Aversión al progreso

Aversión al progreso

DARÍO MELÉNDEZ
Los pueblos que se aferran al estatismo, odian el enriquecimiento y no salen de la inopia. Cuando las esperanzas de mejoría económica se cifran en el fiscalismo, el más empobrecedor de los sistemas, la esclavitud de la pobreza es imperecedera. Hay pobres donde se pagan impuestos, en los países donde la población no paga impuestos no hay pobres; de donde se infiere, que los pobres los crean los gobiernos, apoyados por las religiones propiciadoras del socialismo imperial.

Si el gasto fiscal absorbe las producción y el ahorro, la carga social consume el magro producto nacional hasta extinguirle, la indolencia se convierte en virtud protegida por el Estado y la religión; la miseria se enseñorea, el odio al enriquecimiento es la consigna, la intervención estatal se alienta y promueve, dando beligerancia y poder a la demagogia hasta caer en la desesperación y el caos. Fue el caso de la España Boba.

Al rico se le considera enemigo de la sociedad, blanco preferido de la política y objetivo de las conquistas sociales. Al comerciante se le tilda de permanente depredador, por el resto de la humanidad que ama la pobreza, sus servicios se denigran y desprecian, se le obliga asociarse con el Estado para corromperle.

El indigente no reconoce la necesidad que intrínsecamente le une al comercio, al necesario intercambio que la vida impone; quiéralo o no, tiene que comercializar los recursos que logra obtener, si no lo hace en beneficio propio, prefiere ser pobre para no cargar con la responsabilidad de tener bienes que cuidar y se constituye en carga social para su familia o para la sociedad.

Para quienes aman la riqueza el estigma está escrito en el Evangelio: «Ay de vosotros los ricos, pues tenéis vuestro consuelo» (Lucas 6-24).

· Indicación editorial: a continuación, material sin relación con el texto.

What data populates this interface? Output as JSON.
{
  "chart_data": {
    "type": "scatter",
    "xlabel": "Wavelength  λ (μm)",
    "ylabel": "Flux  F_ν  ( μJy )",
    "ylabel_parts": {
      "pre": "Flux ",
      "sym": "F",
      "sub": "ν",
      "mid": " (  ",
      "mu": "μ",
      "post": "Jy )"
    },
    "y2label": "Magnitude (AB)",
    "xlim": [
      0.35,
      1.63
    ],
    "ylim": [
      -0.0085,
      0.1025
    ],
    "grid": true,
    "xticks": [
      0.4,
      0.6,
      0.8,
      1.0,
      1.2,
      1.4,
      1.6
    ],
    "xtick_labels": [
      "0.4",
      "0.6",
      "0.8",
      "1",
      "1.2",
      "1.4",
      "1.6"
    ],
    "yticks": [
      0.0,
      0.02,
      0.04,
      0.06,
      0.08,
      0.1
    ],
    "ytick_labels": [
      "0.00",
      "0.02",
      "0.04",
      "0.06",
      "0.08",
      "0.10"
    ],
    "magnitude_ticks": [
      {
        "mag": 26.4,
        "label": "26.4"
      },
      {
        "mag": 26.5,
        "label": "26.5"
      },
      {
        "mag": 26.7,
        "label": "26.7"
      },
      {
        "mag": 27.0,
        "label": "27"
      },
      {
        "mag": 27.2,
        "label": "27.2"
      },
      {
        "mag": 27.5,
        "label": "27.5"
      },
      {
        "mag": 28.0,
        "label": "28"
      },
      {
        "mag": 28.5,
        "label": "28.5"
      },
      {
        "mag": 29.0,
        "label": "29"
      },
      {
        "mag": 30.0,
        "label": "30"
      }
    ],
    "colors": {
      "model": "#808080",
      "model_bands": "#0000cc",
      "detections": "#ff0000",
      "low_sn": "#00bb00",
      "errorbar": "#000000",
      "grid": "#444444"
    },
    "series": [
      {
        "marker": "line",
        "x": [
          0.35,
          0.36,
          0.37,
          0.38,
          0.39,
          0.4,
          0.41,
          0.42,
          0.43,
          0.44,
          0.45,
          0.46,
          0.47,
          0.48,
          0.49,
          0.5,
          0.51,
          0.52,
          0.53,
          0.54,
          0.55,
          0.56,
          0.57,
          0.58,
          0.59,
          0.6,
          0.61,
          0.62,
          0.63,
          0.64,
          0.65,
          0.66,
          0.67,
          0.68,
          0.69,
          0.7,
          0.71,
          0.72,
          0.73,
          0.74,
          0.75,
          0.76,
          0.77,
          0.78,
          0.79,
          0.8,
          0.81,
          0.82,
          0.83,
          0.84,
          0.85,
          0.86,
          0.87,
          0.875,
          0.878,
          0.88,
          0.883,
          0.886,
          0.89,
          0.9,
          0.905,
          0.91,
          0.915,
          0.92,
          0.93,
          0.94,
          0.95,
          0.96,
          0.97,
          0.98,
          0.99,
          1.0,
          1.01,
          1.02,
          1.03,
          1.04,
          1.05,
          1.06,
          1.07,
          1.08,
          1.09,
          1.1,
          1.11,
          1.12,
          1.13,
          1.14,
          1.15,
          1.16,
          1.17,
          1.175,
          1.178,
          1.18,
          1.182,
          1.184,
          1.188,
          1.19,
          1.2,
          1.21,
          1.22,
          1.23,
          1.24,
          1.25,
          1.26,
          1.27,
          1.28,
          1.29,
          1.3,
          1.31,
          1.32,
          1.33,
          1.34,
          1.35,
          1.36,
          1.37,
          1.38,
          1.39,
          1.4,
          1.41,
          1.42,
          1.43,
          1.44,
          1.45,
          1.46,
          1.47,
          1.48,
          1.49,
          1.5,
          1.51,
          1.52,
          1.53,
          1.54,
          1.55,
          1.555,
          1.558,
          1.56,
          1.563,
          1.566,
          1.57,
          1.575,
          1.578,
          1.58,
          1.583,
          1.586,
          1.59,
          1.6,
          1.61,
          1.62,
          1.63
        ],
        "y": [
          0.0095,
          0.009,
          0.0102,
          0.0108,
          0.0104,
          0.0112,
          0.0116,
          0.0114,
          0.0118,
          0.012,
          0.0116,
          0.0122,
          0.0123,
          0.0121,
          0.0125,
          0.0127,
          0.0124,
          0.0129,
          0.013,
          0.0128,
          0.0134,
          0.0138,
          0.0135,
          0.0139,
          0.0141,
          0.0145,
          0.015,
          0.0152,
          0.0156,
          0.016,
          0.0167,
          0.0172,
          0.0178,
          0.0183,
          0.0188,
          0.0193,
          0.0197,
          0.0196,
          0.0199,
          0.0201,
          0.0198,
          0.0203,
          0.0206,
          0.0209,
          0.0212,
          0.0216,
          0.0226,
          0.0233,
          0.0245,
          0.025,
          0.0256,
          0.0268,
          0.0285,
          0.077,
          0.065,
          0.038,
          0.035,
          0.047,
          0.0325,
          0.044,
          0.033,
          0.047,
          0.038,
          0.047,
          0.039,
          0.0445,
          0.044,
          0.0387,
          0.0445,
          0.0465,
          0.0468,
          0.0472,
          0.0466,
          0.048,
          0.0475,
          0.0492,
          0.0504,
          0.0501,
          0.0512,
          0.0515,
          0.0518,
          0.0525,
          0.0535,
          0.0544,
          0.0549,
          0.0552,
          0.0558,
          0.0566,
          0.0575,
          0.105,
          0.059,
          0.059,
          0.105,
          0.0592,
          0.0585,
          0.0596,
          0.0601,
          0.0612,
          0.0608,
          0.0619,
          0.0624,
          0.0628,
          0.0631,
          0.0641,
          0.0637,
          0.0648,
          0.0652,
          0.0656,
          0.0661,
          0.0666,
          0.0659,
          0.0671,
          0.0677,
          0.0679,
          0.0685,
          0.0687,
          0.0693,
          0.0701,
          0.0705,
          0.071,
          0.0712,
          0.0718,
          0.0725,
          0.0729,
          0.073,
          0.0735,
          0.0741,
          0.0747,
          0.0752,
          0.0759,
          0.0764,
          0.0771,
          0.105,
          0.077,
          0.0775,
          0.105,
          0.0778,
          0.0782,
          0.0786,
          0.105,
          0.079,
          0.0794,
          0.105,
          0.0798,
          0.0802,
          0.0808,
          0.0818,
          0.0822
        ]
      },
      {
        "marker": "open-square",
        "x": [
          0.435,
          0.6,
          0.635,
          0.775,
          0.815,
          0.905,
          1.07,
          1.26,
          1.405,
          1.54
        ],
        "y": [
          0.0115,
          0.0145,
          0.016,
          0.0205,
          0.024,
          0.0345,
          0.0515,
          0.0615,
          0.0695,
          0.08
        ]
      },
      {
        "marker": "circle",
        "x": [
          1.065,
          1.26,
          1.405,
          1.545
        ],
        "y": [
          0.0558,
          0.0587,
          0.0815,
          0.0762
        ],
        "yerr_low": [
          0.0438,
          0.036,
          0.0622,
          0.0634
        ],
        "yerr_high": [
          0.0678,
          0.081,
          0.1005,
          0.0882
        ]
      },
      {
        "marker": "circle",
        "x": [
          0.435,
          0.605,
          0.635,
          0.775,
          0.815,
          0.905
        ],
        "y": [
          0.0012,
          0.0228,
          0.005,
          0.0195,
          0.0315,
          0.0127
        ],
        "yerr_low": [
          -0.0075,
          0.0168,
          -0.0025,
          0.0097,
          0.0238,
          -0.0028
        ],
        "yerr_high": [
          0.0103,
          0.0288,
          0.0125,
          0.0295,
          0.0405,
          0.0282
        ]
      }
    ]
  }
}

Explícita condena al esforzado que procura medrar y tácita aprobación al indolente.

Para el indigente, ser pobre constituye el más valioso tesoro que lleva en el alma y piensa que le servirá de mucho en el cielo, mientras al que trabaja y hace riqueza, sólo le espera «llanto y crujir de dientes». Eso dice el Evangelio. Precioso y loable, para el haragán que vive del plan social auspiciado por un régimen interventor y pródigo, devaluando moneda y cobrando impuestos, estorbando al que trabaja y produce, para que el indigente, sin esfuerzo, consuma y se anquilose.

El estatismo le declara guerra abierta a la producción y al ahorro de beneficios económicos, producidos con el trabajo en ejercicio de industria y práctica del comercio, la macroeconomía absorbe el producto nacional, para repartir lo que los escasos individuos laboriosos y esmerados logran producir, luchando contra impuestos, restricciones, trabas y costos oficiales; constituyéndose los productores en perseguidos del régimen y en enemigos gratuitos de los indolentes, que son la riqueza de religiosos y políticos, protegidos por el Estado.

Nada hay más inútil y costoso que un empleado gubernamental, cuanto más trabaja más estorba: no produce nada, consume y gasta más que cualquier empleado productivo, creando obstáculos innecesarios y estableciendo rigurosas restricciones al normal desenvolvimiento de la ciudadanía. Es la indolencia arraigada en el tren oficial, su existencia se enquista en el erario e impide el desarrollo; afianza su actuación en la política, la más inútil y disociadora de las profesiones.

Obsérvese el costo del servicio de transporte urbano, compáresele con el interurbano y verá la diferencia entre un servicio político y uno privado; aún así, se propone la construcción de un metro estatal, del cual se verían furgones y vagones arrumbados al igual que autobuses de Onatrate, Omsa, etc. Compárese el funcionamiento y producción de los centrales del Estado, deficitarios y subsidiados, no se sostienen. ¿Cuáles dan beneficios a la Nación?

Obsérvese el servicio de energía eléctrica estatal y pregunte a los que reciben servicio de energía del sector privado, si aceptarían que se privatice el servicio que reciben y pagan. Si una empresa como Falconbridge, que nadie puede llamarle extranjera mientras opere en el país y se ciña a las leyes de la República -como no son extranjeras Nestlé, Palmalat, etc.- se decidiera producir y vender energía eléctrica a Cotuí, Bonao, etc., haría un gran servicio a esa comarca, que sufre los rigores de un servicio malo y caro, políticamente administrado.

El comercio, única profesión que todos estamos obligados a ejercer, aún cuando hipócritamente la rechacemos, recibe la condena de los pueblos, absortos en promesas políticas, fascinados con la demagogia, como estamos los habitantes de las Antillas Mayores, procurando medrar en el estatismo, viviendo en perenne intranquilidad, porque para medrar hay que corromperse, mientras se sufre permanente incertidumbre, temor de lo que pueda pasar en un país que cambia de constitución como mujer cambia de vestido.